Pablo de Rokha was born in 1894 in Licantén, Chile. He died a suicide in1968 in Santiago.
Born Carlos Díaz Loyola, his initial schooling took place in the nearby city of Talca and then in San Pelayo, at a seminary. It was here that he was forced to face up to the a contradiction between the religious education and his reading of authors such as Voltaire. It was also at this stage of his life that he began to adopt the pseudonym "de Rokha"; his fellow students were already calling him “Piedra” ( Stone ), partly because of his character but also because the name of his home town, Licantén, means “land of the men of stone". After completing his secondary education he entered Santiago University's faculty of Law and Engineering, but abandoned his studies in order to devote himself to literature. He also worked as a journalist at the newspapers, La Razón y La Mañana.
He founded the magazines Dínamo and Multitud , where he was to publish many of his own works as well as those of other writers and literary critics; he travelled throughout the whole of Chile, selling his own publications, and thus making a reality of his claim that writing was his true work.
En 1916 he married Luisa Anabalón, a poet, who later adopted the pseudonym Winétt de Rokha; the pair were inseparable until her death in 1951. They returned to Santiago in 1920, where they edited the journal Numen.

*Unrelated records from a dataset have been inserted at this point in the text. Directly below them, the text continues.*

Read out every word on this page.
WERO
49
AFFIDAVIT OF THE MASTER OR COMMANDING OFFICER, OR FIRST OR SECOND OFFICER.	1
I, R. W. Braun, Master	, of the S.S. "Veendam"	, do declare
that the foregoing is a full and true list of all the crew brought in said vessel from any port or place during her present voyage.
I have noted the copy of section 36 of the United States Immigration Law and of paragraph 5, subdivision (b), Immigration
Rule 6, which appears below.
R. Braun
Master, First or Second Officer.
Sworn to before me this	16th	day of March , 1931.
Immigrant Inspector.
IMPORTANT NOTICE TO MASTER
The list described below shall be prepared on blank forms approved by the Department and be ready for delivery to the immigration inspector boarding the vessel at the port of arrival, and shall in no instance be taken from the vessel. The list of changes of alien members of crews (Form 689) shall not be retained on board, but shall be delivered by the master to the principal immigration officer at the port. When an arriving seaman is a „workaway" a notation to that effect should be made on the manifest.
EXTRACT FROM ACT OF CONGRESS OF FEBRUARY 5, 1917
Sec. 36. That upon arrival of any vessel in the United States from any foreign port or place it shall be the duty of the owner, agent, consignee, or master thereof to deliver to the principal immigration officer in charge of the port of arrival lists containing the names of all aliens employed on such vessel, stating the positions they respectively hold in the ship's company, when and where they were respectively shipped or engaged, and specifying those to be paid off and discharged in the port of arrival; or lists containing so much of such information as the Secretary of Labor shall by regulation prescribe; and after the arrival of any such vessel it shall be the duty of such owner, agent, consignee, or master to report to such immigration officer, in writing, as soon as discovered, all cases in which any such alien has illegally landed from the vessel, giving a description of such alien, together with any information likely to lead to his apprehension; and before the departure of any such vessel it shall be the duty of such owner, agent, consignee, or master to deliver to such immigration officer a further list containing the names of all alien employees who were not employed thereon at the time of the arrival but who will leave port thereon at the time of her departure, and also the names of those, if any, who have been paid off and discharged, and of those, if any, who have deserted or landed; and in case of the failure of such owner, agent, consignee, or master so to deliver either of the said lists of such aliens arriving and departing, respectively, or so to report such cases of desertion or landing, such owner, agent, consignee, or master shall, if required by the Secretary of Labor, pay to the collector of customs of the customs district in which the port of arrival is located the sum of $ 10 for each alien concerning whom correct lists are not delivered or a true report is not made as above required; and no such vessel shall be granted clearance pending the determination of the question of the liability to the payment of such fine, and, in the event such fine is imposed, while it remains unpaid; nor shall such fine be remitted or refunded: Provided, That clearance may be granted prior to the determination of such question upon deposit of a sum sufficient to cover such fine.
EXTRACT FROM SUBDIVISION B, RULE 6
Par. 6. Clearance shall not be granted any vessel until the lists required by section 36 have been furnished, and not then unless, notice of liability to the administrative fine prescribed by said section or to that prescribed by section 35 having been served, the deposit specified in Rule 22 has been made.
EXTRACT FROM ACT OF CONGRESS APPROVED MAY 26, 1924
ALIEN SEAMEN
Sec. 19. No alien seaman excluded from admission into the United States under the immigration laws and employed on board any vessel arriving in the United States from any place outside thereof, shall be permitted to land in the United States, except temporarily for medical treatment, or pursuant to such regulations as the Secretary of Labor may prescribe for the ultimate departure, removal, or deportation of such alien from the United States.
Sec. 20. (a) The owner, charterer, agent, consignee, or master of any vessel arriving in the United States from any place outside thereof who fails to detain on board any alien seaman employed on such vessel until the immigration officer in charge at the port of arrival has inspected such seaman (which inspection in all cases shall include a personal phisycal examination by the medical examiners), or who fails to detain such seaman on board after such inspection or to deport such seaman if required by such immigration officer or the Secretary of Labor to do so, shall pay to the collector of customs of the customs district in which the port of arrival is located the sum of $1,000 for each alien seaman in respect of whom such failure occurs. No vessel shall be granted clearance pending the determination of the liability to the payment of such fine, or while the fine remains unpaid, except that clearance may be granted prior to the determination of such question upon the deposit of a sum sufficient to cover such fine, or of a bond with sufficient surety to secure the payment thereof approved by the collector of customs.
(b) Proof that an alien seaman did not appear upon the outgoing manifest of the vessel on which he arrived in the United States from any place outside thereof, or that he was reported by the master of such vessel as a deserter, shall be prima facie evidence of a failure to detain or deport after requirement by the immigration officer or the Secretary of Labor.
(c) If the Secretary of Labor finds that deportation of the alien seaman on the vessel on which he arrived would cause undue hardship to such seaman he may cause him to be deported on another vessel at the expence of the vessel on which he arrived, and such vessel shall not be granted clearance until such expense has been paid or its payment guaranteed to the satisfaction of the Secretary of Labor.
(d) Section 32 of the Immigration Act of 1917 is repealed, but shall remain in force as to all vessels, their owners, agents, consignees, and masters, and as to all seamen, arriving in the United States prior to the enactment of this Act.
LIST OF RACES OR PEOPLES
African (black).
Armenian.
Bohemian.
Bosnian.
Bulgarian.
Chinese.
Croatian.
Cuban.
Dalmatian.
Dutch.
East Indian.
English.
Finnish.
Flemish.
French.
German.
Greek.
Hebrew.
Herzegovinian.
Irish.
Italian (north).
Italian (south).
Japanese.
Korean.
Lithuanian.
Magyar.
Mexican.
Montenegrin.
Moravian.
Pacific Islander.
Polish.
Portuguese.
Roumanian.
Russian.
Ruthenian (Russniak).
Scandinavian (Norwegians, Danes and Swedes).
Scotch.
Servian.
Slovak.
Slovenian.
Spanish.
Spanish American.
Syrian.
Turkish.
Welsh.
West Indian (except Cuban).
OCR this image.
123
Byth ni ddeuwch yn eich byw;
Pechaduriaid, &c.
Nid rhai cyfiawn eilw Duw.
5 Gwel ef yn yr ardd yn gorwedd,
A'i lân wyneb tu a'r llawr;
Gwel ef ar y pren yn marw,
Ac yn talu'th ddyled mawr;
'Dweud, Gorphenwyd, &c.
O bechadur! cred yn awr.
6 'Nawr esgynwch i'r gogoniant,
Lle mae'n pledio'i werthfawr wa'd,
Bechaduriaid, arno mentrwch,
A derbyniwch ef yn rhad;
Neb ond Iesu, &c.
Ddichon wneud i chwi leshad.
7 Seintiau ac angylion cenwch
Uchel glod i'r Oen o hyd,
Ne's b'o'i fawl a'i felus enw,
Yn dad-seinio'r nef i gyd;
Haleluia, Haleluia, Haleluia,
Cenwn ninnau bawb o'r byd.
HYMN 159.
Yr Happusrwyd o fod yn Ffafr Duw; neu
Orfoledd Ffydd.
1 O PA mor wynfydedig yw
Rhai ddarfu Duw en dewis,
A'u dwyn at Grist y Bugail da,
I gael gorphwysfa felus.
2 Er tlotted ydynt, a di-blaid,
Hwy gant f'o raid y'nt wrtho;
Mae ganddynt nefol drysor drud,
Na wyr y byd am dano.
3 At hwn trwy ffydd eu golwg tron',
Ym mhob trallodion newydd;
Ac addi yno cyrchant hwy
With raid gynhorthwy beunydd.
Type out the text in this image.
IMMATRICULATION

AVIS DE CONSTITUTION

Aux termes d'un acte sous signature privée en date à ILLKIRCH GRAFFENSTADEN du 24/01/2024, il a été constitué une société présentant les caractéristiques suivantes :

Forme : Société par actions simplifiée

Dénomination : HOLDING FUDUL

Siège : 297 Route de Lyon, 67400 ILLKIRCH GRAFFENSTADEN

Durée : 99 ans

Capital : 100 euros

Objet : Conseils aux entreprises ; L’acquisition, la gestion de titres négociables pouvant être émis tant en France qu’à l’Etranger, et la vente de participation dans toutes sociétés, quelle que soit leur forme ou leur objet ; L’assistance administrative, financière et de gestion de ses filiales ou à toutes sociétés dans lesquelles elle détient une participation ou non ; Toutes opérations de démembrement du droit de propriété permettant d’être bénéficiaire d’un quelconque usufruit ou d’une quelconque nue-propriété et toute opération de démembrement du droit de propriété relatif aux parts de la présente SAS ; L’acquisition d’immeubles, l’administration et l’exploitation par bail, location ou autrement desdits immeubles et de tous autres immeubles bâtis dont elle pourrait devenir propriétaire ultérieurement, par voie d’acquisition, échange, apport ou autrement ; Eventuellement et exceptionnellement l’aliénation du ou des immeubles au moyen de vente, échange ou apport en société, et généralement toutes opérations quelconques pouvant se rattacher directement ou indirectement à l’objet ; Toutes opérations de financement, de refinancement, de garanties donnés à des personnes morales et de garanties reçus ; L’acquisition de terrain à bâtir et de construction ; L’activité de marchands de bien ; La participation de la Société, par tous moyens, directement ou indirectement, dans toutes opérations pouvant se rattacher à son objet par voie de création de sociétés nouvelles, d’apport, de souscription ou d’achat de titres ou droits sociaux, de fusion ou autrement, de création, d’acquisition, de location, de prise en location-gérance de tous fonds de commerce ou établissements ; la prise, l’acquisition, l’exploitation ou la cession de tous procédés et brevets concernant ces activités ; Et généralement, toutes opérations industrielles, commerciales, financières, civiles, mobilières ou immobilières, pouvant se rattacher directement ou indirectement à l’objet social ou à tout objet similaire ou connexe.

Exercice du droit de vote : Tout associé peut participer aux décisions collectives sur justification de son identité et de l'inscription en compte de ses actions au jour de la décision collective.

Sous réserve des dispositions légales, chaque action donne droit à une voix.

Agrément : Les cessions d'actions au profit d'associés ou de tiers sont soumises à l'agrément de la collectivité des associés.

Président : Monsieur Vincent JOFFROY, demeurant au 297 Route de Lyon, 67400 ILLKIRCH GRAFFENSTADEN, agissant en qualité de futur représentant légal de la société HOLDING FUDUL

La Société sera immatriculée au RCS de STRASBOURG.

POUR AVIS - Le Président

He joined the Anarchist Workers' International and later the Communist Party, for which he was to become a parliamentary candidate. From that point on, politics was to become a recurring element in his poetry. He took an active part in the Popular Front, and in 1937 was elected President of the Casa América, the cultural organ of the Chilean Communist Party.
His work is characterised by the permanent search for new ways of expression: the Latin American, the relationship bbetween the social sphere and the individual, the epic, the religious. Between 1942 and 1949, he travelled with his wife throughout the entire continent, being received enthusiastically in intellectual circles of the time, which recognised a new voice and a new style of poetry characterised by its multi-facetted nature and “huge” scope, trying to reflect collective realities on a continental level.
En 1964, the government of Mao Tse-tung invited him to China, where he wrote the book China Roja (Red China) , which was translated into Chinese.
In 1965 he was awarded the Nactonal Literature Prize and in 1968 he suffered the suicide of his son Carlos—himself a poet—and just a few months later Pablo followed the same path at the age of 74, overwhelmed by illness y financial problems.